Esta é uma realidade aqui aprofundada na conversa que mantivemos com Inês Pádua, nutricionista, doutorada em Ciências do Consumo Alimentar. A investigadora lançou recentemente o livro “Tenho Alergia Alimentar. E Agora?”, pretexto para com a docente aqui aprofundarmos os porquês de olharmos para esta questão como a “segunda onda na epidemia alérgica”. A primeira, vivida no século XIX com o advento da Revolução Industrial.
Hoje, “o próprio sedentarismo, a exposição solar, a poluição ambiental, hábitos tabágicos, utilização indiscriminada de determinados medicamentos”, contribuem para um quadro preocupante, como sublinha a portuense Inês Pádua, também autora de um “Manual de Alergia Alimentar para a Restauração”.
Uma conversa onde não são esquecidas "a excessiva proteção que damos às nossas crianças e que pode estar a contribuir para esta ´epidemia`: é importante que elas não vivam num mundo estéril”.
Que não se menospreze, também, a componente de ansiedade pessoal e social inerente ao portador de alergia alimentar. “Há um enorme grau de ansiedade; a grande maioria dos doentes acaba por reduzir ou evitar de todo as atividades sociais e de lazer com medo de uma exposição acidental”.
Acresce o “bullying, já que estudos têm mostrado que esta é uma realidade presente, e mais prevalente, no dia-a-dia da criança com alergia alimentar”, alerta Inês Pádua.
Logo na abertura do seu livro, no prefácio que lhe é dedicado, o professor doutor André Moreira, refere a alergia alimentar como uma “epidemia recente”. É uma expressão forte.
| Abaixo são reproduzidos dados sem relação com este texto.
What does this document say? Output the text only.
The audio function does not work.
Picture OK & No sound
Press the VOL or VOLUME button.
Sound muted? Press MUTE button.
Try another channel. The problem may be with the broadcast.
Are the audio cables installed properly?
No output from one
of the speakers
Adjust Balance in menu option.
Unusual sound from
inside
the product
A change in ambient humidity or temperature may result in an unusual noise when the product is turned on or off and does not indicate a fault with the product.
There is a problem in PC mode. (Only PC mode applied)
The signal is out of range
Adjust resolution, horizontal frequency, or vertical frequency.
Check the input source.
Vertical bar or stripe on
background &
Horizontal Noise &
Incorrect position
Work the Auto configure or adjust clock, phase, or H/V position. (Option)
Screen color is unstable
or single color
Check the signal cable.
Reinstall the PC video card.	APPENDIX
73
Gostaria que comentasse.
Apesar de ser, de facto, uma expressão forte é uma opinião validada pela evidência científica e por diversos autores/investigadores que se referem à alergia alimentar como a “segunda onda na epidemia alérgica”. A primeira verificou-se no pós Revolução Industrial e que se caracterizou pelo aumento no caso de doenças como a asma e a rinite alérgica.
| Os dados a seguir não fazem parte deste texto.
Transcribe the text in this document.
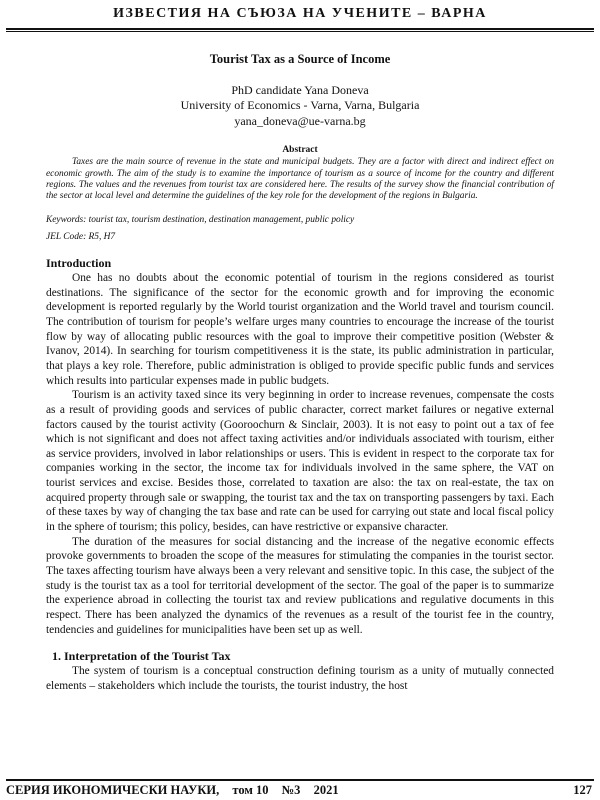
ИЗВЕСТИЯ НА СЪЮЗА НА УЧЕНИТЕ – ВАРНА

Tourist Tax as a Source of Income

PhD candidate Yana Doneva
University of Economics - Varna, Varna, Bulgaria
yana_doneva@ue-varna.bg
Abstract
Taxes are the main source of revenue in the state and municipal budgets. They are a factor with direct and indirect effect on economic growth. The aim of the study is to examine the importance of tourism as a source of income for the country and different regions. The values and the revenues from tourist tax are considered here. The results of the survey show the financial contribution of the sector at local level and determine the guidelines of the key role for the development of the regions in Bulgaria.
Keywords: tourist tax, tourism destination, destination management, public policy
JEL Code: R5, H7
Introduction

One has no doubts about the economic potential of tourism in the regions considered as tourist destinations. The significance of the sector for the economic growth and for improving the economic development is reported regularly by the World tourist organization and the World travel and tourism council. The contribution of tourism for people’s welfare urges many countries to encourage the increase of the tourist flow by way of allocating public resources with the goal to improve their competitive position (Webster & Ivanov, 2014). In searching for tourism competitiveness it is the state, its public administration in particular, that plays a key role. Therefore, public administration is obliged to provide specific public funds and services which results into particular expenses made in public budgets.

Tourism is an activity taxed since its very beginning in order to increase revenues, compensate the costs as a result of providing goods and services of public character, correct market failures or negative external factors caused by the tourist activity (Gooroochurn & Sinclair, 2003). It is not easy to point out a tax of fee which is not significant and does not affect taxing activities and/or individuals associated with tourism, either as service providers, involved in labor relationships or users. This is evident in respect to the corporate tax for companies working in the sector, the income tax for individuals involved in the same sphere, the VAT on tourist services and excise. Besides those, correlated to taxation are also: the tax on real-estate, the tax on acquired property through sale or swapping, the tourist tax and the tax on transporting passengers by taxi. Each of these taxes by way of changing the tax base and rate can be used for carrying out state and local fiscal policy in the sphere of tourism; this policy, besides, can have restrictive or expansive character.

The duration of the measures for social distancing and the increase of the negative economic effects provoke governments to broaden the scope of the measures for stimulating the companies in the tourist sector. The taxes affecting tourism have always been a very relevant and sensitive topic. In this case, the subject of the study is the tourist tax as a tool for territorial development of the sector. The goal of the paper is to summarize the experience abroad in collecting the tourist tax and review publications and regulative documents in this respect. There has been analyzed the dynamics of the revenues as a result of the tourist fee in the country, tendencies and guidelines for municipalities have been set up as well.

1. Interpretation of the Tourist Tax

The system of tourism is a conceptual construction defining tourism as a unity of mutually connected elements – stakeholders which include the tourists, the tourist industry, the host

СЕРИЯ ИКОНОМИЧЕСКИ НАУКИ, том 10 №3 2021	127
Quando falamos da epidemiologia da alergia alimentar, e ainda que a prevalência auto percecionada esteja sobre-reportada quando comparada com os resultados de diagnóstico e que o próprio diagnóstico e cuidados de saúde sejam, hoje, cada vez mais precisos e que cheguem a mais pessoas, vários estudos têm mostrado um aumento geral na prevalência da doença. Entre 1997 e 2007, a alergia alimentar aumentou cerca de 20% na Europa e, em 2014, a Academia Europeia de Alergia e Imunologia Clínica falava de cerca de 17 milhões de europeus com a doença.
Entre 1997 e 2007, a alergia alimentar aumentou cerca de 20% na Europa e em 2014, a Academia Europeia de Alergia e Imunologia Clínica falava de cerca de 17 milhões de europeus com a doença.
Estamos atualmente mais expostos a alergias alimentares?
Sim, existe uma prevalência maior. Acredita-se que o aumento do número de casos de pessoas com a alergia alimentar tenha uma origem multifatorial, ou seja, que existam vários fatores que no seu conjunto o justificam. São propostos diversos fatores genéticos, demográficos e também ambientais. Nestes últimos é importante salientar que muitos deles derivam do estilo de vida mais “ocidentalizado”.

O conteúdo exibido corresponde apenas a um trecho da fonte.